Objects and structs are different. Objects are handled as references and structs as values. When structs are assigned to variables, the structs are copied. This is important when modifying an object property that is a struct, because a struct property has to be reassigned to the object after reading and modifying it.

In the following example, oExample is an object that has the properties MyObject and MyStruct.

  • The object provided by MyObject supports a string property ObjectName.
  • The struct provided by MyStruct supports a string property StructName.

Both oExample.MyObject.ObjectName and oExample.MyStruct.StructName should be modified.

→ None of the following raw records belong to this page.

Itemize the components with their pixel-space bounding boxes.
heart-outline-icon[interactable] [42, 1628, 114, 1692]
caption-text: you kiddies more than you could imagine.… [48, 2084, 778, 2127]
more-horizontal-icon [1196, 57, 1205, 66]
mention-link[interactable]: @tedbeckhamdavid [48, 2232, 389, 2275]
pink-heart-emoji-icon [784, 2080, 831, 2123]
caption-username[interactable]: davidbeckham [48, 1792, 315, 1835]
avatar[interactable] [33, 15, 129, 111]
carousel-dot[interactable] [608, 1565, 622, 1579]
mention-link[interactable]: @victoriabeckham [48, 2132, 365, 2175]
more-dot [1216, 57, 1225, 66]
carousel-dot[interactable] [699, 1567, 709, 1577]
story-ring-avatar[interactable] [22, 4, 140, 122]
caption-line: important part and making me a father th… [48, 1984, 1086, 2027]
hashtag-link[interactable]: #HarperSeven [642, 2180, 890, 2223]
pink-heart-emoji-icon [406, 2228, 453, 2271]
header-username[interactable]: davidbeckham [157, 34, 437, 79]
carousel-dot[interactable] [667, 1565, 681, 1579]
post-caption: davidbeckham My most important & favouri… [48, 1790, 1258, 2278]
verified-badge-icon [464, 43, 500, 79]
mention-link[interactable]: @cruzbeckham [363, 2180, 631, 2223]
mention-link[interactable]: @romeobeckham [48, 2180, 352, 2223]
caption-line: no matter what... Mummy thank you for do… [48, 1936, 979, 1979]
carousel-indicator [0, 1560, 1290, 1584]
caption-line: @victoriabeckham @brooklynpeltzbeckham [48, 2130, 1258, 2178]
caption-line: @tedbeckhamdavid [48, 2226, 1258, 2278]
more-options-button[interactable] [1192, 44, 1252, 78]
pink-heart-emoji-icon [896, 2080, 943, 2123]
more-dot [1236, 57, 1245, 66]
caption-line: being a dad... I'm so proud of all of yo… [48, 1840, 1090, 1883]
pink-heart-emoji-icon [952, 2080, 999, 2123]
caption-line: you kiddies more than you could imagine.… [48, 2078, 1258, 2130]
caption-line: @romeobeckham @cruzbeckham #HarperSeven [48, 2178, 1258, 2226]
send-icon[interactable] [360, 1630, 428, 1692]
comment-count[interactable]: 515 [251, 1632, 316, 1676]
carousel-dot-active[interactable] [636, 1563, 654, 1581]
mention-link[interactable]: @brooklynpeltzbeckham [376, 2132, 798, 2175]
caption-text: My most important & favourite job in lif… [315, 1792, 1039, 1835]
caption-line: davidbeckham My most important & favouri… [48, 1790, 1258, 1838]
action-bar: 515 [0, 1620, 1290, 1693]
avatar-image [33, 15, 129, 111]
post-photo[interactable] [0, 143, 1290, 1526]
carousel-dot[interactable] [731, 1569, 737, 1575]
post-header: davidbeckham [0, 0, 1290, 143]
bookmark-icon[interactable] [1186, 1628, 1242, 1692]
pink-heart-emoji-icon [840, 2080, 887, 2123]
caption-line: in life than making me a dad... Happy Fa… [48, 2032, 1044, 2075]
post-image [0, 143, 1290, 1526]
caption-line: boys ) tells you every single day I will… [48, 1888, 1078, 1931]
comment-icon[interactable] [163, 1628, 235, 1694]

The following code shows how this is done for an object:

  ' Accessing the object
  Dim oObject
  oObject = oExample.MyObject
  oObject.ObjectName = “Tim”           ' Ok!
 
  ' or shorter
 
  oExample.MyObject.ObjectName = “Tim” ' Ok!

The following code shows how it is done correctly for the struct (and possible mistakes):

  ' Accessing the struct
  Dim aStruct
  aStruct = oExample.MyStruct ' aStruct is a copy of oExample.MyStruct!
  aStruct.StructName = “Tim”  ' Affects only the property of the copy!
 
  ' If the code ended here, oExample.MyStruct wouldn't be modified!
 
  oExample.MyStruct = aStruct ' Copy back the complete struct! Now it's ok!
 
  ' Here the other variant does NOT work at all, because 
  ' only a temporary copy of the struct is modified!
  oExample.MyStruct.StructName = “Tim” ' WRONG! oExample.MyStruct is not modified!